The uninitiated spread it with abandon - and then gasp with horror - but to those who have grown up with it, Vegemite on toast tastes like home
By Chris Sheedy (Story courtesy of Sunday Life Magazine, Sun-Herald 23 Jan 2005)
In every culture, there are foods locals adore and from which outsiders recoil. The French love escargot. On Thanksgiving Day, Americans devour candied yams. Even the most cultured Italian salivates at the thought of tripe in a white wine and tomato sauce. We Australians have bottled our internationally reviled obsession. It's a gooey, black substance, similar in appearance to axlegrease, and it sits proudly in eight out of 10 Australian pantries.
The first jar of the product now known as Vegemite was labelled "pure vegetable extract" by food technologist Dr Cyril P. Callister. The Fred Walker Company, which produced, sold and exported cheese (and eventually became Kraft Foods Ltd), had hired Callister in 1922 to create a foodstuff from waste brewer's yeast obtained from Melbourne's Carlton & United Breweries. Yeast cells were taken from a beer vat and washed before being broken down by enzymes, allowing vitamins, minerals and proteins to leach out into the liquid. It was then concentrated into a thick paste and seasoned with salt and vegetable extracts such as onion and celery.
A national naming competition followed, offering 50 pounds to the winner - an enormous amount at the time. But although it was launched with much fanfare in 1923, Vegemite did not immediately seduce the Australian palate and, in 1928, poor sales convinced Walker to change the name to Parwill in an attempt to piggyback on the success of Britain's Marmite ("If Marmite, then Parwill").
Thankfully, Walker reverted to the original name and in 1937, after two years of giving away a free jar of Vegemite with other Fred Walker products, the nation was finally hooked. But Walker, who died of heart failure in 1935, never witnessed Vegemite's success.
During World War II, Australian troops were kept well fed with Vegemite, creating great goodwill towards the brand. After the war, its high levels of vitamin B made it a favourite with mums. Today we consume almost 23 million jars of Vegemite a year and the dark spread is found in one out of every three sandwiches eaten.
1893 Vegemite creator Cyril P. Callister is born on February 16.
1923 Vegemite debuts on the grocer's shelf and receives a lukewarm reception.

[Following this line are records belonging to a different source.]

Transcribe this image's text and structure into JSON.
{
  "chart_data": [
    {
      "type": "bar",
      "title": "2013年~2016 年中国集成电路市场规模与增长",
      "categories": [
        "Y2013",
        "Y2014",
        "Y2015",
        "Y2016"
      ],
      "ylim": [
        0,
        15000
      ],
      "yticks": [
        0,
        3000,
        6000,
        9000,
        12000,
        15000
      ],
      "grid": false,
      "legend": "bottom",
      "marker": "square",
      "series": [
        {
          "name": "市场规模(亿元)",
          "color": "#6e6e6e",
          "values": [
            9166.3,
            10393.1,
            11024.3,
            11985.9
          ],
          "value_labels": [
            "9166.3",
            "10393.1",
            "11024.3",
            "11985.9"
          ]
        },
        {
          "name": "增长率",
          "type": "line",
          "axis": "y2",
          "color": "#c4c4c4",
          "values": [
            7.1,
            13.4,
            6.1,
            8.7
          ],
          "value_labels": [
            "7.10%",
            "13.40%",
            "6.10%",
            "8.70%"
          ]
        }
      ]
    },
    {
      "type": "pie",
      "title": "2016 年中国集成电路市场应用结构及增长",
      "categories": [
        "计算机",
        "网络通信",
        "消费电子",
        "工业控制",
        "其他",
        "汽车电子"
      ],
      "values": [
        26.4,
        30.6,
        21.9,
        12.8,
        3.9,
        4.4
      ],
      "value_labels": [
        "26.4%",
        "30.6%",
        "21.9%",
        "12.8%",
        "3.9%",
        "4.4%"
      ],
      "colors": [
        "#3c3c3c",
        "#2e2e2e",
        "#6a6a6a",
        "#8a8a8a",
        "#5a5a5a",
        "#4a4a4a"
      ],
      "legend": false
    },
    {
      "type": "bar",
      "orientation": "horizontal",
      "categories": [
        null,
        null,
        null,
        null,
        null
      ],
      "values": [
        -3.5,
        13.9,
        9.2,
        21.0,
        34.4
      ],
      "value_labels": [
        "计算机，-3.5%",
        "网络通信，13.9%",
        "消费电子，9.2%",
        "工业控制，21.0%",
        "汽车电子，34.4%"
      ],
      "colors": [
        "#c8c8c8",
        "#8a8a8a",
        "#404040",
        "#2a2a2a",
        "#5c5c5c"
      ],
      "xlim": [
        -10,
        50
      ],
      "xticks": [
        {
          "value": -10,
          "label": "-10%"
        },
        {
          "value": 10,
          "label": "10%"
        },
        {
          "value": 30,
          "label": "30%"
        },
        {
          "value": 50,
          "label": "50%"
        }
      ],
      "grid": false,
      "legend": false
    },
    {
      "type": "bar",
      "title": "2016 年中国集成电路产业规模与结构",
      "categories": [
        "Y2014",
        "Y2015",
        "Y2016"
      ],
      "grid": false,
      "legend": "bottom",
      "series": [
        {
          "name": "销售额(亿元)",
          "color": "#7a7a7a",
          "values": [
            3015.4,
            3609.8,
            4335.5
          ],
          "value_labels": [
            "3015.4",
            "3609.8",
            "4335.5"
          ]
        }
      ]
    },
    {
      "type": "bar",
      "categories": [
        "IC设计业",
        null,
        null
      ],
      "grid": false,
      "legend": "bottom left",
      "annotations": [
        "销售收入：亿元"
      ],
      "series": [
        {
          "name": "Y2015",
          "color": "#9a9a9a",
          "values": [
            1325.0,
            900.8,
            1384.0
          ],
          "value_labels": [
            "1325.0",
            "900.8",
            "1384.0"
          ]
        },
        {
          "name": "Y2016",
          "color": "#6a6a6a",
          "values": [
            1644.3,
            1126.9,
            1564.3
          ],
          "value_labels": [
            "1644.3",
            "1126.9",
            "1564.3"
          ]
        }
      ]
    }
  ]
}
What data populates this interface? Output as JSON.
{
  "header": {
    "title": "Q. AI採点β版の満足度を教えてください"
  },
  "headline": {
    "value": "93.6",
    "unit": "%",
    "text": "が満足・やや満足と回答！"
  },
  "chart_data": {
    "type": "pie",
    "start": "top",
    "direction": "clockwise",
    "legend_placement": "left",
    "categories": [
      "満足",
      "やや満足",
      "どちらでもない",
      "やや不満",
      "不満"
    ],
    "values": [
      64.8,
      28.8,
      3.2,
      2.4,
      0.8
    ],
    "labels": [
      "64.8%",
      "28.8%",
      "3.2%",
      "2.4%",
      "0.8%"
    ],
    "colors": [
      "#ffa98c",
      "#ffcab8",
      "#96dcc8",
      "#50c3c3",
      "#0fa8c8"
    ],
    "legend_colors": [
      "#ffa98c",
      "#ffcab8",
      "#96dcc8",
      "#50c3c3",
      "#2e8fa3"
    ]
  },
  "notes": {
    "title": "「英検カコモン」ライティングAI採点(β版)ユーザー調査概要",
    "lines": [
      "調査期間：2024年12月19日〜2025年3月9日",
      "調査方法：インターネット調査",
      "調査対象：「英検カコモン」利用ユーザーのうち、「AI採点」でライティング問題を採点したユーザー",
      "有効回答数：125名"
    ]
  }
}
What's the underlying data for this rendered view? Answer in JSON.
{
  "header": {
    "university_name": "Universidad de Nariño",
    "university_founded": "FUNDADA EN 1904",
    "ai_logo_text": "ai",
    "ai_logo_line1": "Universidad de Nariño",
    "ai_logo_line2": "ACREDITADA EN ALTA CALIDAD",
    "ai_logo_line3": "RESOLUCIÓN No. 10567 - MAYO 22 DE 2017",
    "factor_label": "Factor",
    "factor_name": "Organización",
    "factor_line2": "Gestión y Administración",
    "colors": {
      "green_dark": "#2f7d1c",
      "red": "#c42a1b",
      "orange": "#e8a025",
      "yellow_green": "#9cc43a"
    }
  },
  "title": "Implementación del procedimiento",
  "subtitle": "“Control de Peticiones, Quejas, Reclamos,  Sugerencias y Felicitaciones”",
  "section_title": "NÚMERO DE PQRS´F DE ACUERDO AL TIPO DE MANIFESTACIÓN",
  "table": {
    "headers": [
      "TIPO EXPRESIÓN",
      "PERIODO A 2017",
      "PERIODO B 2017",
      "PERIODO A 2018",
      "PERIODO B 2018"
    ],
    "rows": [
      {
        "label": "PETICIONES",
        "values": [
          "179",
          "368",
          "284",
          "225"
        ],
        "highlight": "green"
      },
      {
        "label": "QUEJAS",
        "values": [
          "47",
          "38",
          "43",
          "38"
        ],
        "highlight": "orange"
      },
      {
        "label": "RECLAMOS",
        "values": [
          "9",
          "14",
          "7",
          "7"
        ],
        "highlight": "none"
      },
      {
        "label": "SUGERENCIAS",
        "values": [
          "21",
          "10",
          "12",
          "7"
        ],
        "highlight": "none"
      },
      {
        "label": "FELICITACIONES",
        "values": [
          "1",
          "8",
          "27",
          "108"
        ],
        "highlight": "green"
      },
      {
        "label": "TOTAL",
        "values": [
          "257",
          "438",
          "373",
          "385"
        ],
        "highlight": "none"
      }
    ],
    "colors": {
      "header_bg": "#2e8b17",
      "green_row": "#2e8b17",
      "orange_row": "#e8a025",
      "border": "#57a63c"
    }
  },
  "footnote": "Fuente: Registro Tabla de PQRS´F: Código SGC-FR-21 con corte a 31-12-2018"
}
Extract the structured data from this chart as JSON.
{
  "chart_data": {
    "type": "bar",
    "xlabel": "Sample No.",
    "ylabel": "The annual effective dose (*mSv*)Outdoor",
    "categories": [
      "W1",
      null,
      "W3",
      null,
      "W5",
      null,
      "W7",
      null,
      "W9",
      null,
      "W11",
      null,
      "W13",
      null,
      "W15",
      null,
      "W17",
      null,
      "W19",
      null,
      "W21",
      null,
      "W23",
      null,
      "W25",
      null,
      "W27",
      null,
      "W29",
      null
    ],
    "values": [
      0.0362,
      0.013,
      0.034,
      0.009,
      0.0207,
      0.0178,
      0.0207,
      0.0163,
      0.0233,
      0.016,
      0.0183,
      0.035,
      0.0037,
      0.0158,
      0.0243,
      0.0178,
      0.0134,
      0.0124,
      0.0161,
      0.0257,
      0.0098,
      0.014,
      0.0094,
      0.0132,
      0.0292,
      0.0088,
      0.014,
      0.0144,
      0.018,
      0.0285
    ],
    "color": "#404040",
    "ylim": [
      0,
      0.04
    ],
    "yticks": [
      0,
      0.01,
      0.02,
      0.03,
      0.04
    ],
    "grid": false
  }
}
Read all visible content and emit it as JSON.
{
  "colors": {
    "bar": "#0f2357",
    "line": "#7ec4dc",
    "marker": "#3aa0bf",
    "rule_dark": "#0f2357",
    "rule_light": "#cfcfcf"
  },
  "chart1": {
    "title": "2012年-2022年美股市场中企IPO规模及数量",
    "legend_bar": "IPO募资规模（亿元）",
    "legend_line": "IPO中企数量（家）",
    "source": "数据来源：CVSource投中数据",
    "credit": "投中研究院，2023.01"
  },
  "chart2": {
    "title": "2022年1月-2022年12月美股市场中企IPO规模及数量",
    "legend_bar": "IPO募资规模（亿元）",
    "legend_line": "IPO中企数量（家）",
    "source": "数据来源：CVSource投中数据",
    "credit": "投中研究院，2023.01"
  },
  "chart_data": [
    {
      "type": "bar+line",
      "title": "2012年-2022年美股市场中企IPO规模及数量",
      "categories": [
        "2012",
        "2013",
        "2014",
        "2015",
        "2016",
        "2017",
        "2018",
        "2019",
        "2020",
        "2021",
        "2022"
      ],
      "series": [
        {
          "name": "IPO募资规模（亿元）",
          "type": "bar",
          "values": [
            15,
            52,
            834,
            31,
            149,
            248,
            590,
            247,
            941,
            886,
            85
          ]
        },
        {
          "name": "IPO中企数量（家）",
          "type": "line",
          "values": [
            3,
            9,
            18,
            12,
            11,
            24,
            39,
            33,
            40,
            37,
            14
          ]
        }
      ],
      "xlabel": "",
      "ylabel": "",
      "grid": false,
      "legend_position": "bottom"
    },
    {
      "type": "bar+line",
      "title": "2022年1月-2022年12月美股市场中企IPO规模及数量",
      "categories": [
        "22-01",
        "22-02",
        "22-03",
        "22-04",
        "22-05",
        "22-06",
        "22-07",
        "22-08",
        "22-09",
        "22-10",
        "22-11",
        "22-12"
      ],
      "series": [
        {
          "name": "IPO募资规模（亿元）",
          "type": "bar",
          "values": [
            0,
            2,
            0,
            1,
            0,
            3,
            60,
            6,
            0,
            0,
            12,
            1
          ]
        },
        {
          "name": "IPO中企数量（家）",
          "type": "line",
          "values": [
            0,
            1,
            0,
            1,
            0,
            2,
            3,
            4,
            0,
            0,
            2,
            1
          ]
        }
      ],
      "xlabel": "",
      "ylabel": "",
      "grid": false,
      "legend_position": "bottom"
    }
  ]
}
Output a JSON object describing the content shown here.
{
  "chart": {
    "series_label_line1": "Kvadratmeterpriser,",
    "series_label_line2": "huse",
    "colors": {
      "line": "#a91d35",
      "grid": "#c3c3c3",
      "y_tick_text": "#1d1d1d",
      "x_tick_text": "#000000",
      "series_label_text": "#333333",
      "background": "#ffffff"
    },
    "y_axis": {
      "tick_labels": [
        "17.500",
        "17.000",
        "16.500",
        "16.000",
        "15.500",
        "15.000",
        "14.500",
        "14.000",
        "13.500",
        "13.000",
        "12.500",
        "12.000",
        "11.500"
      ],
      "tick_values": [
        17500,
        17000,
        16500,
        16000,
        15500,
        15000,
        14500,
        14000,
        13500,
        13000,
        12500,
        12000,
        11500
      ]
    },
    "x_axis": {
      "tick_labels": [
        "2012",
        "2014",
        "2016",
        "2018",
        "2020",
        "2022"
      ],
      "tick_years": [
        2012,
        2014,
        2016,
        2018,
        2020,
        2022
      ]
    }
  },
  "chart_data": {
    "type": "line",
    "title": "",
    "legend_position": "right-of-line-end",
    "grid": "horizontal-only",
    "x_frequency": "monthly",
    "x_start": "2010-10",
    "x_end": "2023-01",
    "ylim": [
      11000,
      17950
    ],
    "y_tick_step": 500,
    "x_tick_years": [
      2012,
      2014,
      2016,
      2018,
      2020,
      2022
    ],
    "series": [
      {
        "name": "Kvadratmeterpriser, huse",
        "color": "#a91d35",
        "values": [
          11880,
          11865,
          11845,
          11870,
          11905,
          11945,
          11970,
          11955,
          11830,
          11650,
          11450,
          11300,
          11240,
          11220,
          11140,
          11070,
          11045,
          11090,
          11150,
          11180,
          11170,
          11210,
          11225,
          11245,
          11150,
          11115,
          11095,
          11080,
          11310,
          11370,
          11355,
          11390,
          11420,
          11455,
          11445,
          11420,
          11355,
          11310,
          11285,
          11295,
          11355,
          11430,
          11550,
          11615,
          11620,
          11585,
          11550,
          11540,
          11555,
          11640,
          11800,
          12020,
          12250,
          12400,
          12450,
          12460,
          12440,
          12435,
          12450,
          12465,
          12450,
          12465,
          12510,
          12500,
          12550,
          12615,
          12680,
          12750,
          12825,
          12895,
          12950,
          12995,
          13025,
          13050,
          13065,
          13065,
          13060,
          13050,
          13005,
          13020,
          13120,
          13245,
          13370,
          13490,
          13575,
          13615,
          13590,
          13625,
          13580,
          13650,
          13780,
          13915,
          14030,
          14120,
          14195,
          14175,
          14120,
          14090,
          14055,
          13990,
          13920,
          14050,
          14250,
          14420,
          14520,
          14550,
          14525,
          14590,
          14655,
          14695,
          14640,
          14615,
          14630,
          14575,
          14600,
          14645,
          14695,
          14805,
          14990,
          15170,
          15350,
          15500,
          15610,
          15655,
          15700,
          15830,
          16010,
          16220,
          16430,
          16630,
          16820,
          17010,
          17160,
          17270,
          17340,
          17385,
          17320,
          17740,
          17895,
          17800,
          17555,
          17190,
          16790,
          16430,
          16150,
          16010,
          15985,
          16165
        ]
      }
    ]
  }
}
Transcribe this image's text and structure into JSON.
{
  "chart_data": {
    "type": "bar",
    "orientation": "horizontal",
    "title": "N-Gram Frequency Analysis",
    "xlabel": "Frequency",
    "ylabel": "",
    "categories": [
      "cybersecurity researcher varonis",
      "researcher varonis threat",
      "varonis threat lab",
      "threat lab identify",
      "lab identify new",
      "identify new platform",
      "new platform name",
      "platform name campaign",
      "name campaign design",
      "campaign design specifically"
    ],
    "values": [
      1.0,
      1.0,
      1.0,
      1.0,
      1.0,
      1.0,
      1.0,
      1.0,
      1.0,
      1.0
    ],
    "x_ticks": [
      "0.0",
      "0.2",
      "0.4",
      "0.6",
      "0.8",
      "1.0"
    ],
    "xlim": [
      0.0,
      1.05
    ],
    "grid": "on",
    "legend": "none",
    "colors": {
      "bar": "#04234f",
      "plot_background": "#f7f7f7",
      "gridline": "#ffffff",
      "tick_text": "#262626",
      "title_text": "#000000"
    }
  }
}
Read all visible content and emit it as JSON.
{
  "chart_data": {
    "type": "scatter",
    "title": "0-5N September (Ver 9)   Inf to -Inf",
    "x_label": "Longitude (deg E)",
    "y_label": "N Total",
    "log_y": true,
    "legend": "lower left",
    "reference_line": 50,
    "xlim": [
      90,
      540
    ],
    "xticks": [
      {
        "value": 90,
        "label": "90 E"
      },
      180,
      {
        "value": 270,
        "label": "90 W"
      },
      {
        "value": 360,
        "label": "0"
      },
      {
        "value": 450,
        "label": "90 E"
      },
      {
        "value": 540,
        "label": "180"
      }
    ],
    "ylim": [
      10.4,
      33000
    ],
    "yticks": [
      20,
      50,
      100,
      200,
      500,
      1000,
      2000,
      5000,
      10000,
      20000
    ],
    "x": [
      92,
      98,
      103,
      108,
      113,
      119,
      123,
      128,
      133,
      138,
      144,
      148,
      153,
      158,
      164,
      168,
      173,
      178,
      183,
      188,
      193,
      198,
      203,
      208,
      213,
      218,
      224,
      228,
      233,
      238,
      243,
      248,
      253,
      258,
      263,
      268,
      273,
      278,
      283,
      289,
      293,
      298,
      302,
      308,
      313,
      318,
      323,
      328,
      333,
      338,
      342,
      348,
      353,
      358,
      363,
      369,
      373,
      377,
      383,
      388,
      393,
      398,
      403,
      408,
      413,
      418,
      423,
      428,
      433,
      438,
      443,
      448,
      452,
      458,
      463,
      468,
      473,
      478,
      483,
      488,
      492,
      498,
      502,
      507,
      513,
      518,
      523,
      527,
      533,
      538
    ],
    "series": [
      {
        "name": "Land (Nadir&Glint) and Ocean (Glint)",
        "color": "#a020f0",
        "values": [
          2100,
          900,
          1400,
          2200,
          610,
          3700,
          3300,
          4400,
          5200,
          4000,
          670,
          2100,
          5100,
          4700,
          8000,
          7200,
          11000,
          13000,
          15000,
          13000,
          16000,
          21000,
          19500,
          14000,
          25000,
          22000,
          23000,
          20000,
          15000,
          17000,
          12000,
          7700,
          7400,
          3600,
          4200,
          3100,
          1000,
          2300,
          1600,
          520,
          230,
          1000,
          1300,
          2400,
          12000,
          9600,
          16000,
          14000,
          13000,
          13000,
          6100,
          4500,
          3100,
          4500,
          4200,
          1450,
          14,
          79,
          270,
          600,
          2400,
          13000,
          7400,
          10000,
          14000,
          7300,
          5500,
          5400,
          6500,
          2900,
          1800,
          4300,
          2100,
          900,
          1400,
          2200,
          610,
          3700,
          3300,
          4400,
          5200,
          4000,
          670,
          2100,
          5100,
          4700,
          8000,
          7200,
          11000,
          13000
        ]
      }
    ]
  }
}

1928 Vegemite's name is changed to Parwill.
1942 So much Vegemite is needed to feed the troops during World War II that it's rationed for the civilian market at home.
1954 A singing trio called the Happy Little Vegemites is heard on the radio and becomes part of Australian culture.
1984 The first product to be electronically
scanned at an Australian supermarket is a jar of Vegemite.